We blew in on a spring breeze from somewhere lush and green and humid to an arid, intensely panaramic land; the High Desert.

From jungle-green forests surrounded by corn and soy and waving golden prarie grasses, we now live surrounded by sweeping vistas. Mesas make the roads meander, washes make them dip and rise; one hill leads to a broad valley twenty miles in breadth, the next a winding grade through a mountain pass. The stars twinkle overhead, so distant yet more tangible because we can see them now - with all we can see of their billions upon billions it is hard to imagine that we can't see them all.

Greasewood bloomed dainty yellow along its slender limbs. I remember because they made me sneeze. Something purple bloomed by the roadside, round and pincushiony like Allium. Pentemons, red, grew neat and tidy in the median plantings, as cultured as English garden flowers but as wild as the cactus planted around them.

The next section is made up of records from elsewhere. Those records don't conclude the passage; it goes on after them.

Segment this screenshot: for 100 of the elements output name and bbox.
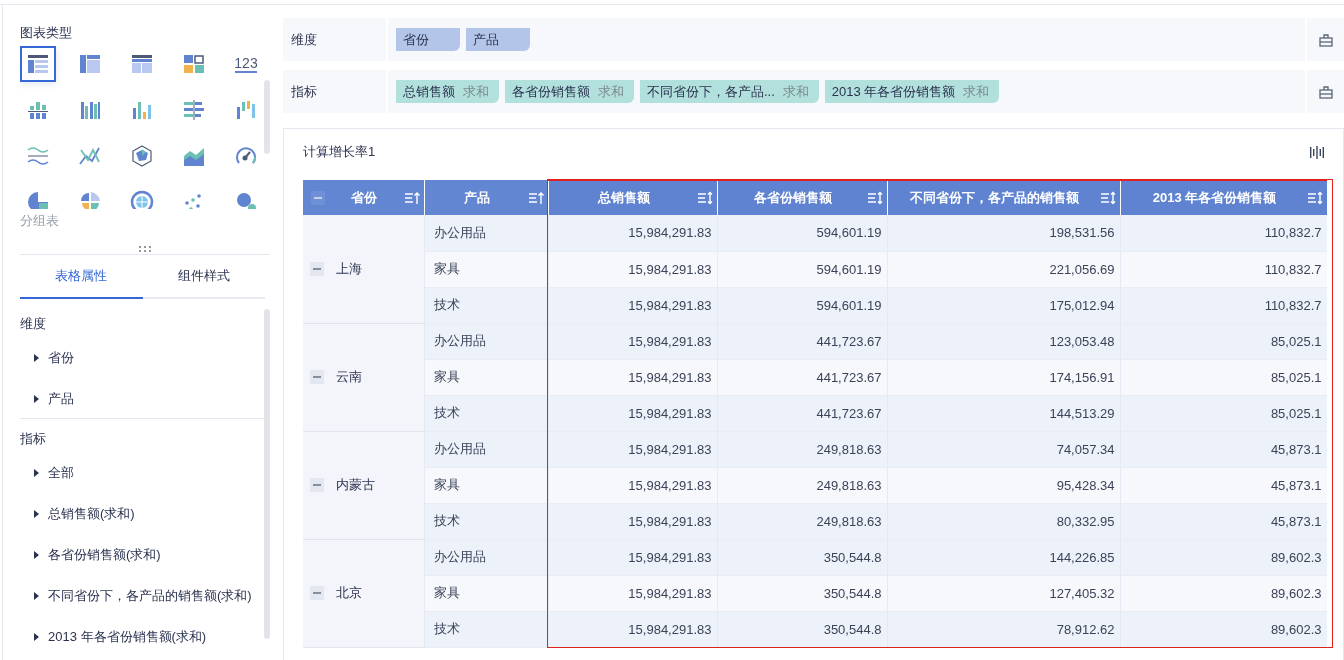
chip-label: 不同省份下，各产品...: [647, 82, 775, 101]
table-cell: 249,818.63: [717, 431, 887, 467]
table-cell: 78,912.62: [887, 611, 1120, 647]
collapse-icon[interactable]: [310, 478, 324, 492]
field-chip[interactable]: 2013 年各省份销售额 求和: [824, 80, 1000, 103]
table-cell: 144,226.85: [887, 539, 1120, 575]
chip-label: 各省份销售额: [512, 82, 590, 101]
table-cell: 办公用品: [424, 215, 548, 251]
shelf-label: 指标: [283, 70, 388, 113]
field-chip[interactable]: 各省份销售额 求和: [505, 80, 634, 103]
column-header[interactable]: 产品: [424, 180, 548, 215]
field-label: 不同省份下，各产品的销售额(求和): [48, 586, 252, 605]
table-cell: 441,723.67: [717, 359, 887, 395]
table-cell: 85,025.1: [1120, 395, 1327, 431]
sort-icon[interactable]: [1306, 191, 1323, 205]
bar-chart-icon: [234, 98, 258, 122]
table-cell: 技术: [424, 287, 548, 323]
table-cell: 174,156.91: [887, 359, 1120, 395]
sort-icon[interactable]: [527, 190, 544, 205]
table-cell: 技术: [424, 611, 548, 647]
aggregation-label: 求和: [598, 82, 624, 101]
table-cell: 249,818.63: [717, 467, 887, 503]
table-cell: 110,832.7: [1120, 215, 1327, 251]
column-header[interactable]: 省份: [303, 180, 424, 215]
sort-icon[interactable]: [866, 191, 883, 205]
province-label: 上海: [336, 259, 362, 278]
sort-icon[interactable]: [1099, 191, 1116, 205]
header-label: 不同省份下，各产品的销售额: [909, 189, 1080, 207]
aggregation-label: 求和: [782, 82, 809, 101]
field-item[interactable]: 2013 年各省份销售额(求和): [20, 613, 265, 649]
table-icon: [26, 52, 50, 76]
scrollbar-thumb[interactable]: [264, 309, 270, 639]
toolbox-icon[interactable]: [1317, 31, 1334, 48]
property-tab[interactable]: 表格属性: [20, 255, 143, 299]
horizontal-bar-icon: [182, 98, 206, 122]
table-cell: 110,832.7: [1120, 251, 1327, 287]
property-tab[interactable]: 组件样式: [142, 255, 265, 299]
collapse-icon[interactable]: [310, 261, 324, 276]
wave-line-icon: [26, 144, 50, 168]
field-item[interactable]: 各省份销售额(求和): [20, 531, 265, 572]
table-cell: 594,601.19: [717, 251, 887, 287]
chart-type-button[interactable]: [20, 46, 56, 82]
toolbox-icon[interactable]: [1317, 83, 1334, 100]
radar-icon: [130, 144, 154, 168]
field-label: 产品: [48, 389, 74, 408]
field-chip[interactable]: 省份: [396, 28, 460, 51]
table-cell: 15,984,291.83: [548, 359, 717, 395]
field-chip[interactable]: 总销售额 求和: [396, 80, 499, 103]
chip-label: 2013 年各省份销售额: [831, 82, 956, 101]
number-label: 123: [234, 54, 258, 71]
field-item[interactable]: 产品: [20, 375, 265, 416]
table-cell: 123,053.48: [887, 323, 1120, 359]
table-cell: 15,984,291.83: [548, 251, 717, 287]
column-header[interactable]: 不同省份下，各产品的销售额: [887, 180, 1120, 215]
drop-zone[interactable]: 总销售额 求和 各省份销售额 求和 不同省份下，各产品... 求和 2013 年各省份销售额 求和: [388, 70, 1305, 113]
bubble-chart-icon: [234, 190, 258, 209]
table-cell: 85,025.1: [1120, 323, 1327, 359]
field-label: 全部: [48, 463, 74, 482]
field-chip[interactable]: 产品: [466, 28, 530, 51]
drop-zone[interactable]: 省份 产品: [388, 18, 1305, 61]
collapse-icon[interactable]: [311, 190, 325, 205]
column-header[interactable]: 2013 年各省份销售额: [1120, 180, 1327, 215]
table-cell: 95,428.34: [887, 467, 1120, 503]
field-item[interactable]: 不同省份下，各产品的销售额(求和): [20, 572, 265, 613]
chart-type-button[interactable]: 123: [228, 46, 264, 82]
chip-label: 产品: [473, 30, 499, 49]
scrollbar-thumb[interactable]: [264, 80, 270, 154]
treemap-icon: [182, 52, 206, 76]
province-label: 内蒙古: [336, 476, 375, 494]
sort-icon[interactable]: [403, 190, 420, 205]
sort-icon[interactable]: [696, 191, 713, 205]
table-cell: 15,984,291.83: [548, 575, 717, 611]
table-cell: 89,602.3: [1120, 539, 1327, 575]
table-cell: 45,873.1: [1120, 431, 1327, 467]
header-label: 2013 年各省份销售额: [1151, 189, 1278, 207]
shelf-label: 维度: [283, 18, 388, 61]
collapse-icon[interactable]: [310, 370, 324, 384]
field-item[interactable]: 总销售额(求和): [20, 490, 265, 531]
field-label: 2013 年各省份销售额(求和): [48, 627, 207, 646]
table-cell: 594,601.19: [717, 215, 887, 251]
column-header[interactable]: 总销售额: [548, 180, 717, 215]
column-bars-icon[interactable]: [1309, 144, 1325, 160]
table-cell: 15,984,291.83: [548, 215, 717, 251]
header-label: 省份: [350, 188, 379, 207]
field-chip[interactable]: 不同省份下，各产品... 求和: [640, 80, 819, 103]
table-cell: 办公用品: [424, 431, 548, 467]
table-cell: 85,025.1: [1120, 359, 1327, 395]
collapse-icon[interactable]: [310, 586, 324, 600]
field-item[interactable]: 省份: [20, 334, 265, 375]
table-cell: 技术: [424, 503, 548, 539]
rose-chart-icon: [78, 190, 102, 209]
section-title: 维度: [20, 315, 47, 333]
field-label: 省份: [48, 348, 74, 367]
table-cell: 249,818.63: [717, 503, 887, 539]
table-cell: 45,873.1: [1120, 467, 1327, 503]
drag-handle-icon[interactable]: [137, 245, 153, 253]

And then there were the Joshua Trees. Single trunked, shaggy, their arms twisting skyward - a children's book excuse for a tree! Broccoli Trees. Comical yet stolid, a strange mix of the fantastic in the real. Cousins to the agaves, their narrow leaves come to a sharp black point yet the top surface glimmers irredescent green in the sun. A field of them - a forest of Joshua Trees - stretches crooked, leaning east from the winds above the brown earth, brown scrub, brown greasewoods, bright and cheerful and radiant in the sun.

And now when we drive through the movie scapes, roll down a wash or two and onto a plain, I look for these Joshua Trees, these Broccoli Trees, and pretend I'm in a valley on the moon or a ridge in a Martian landscape. They're just that cool.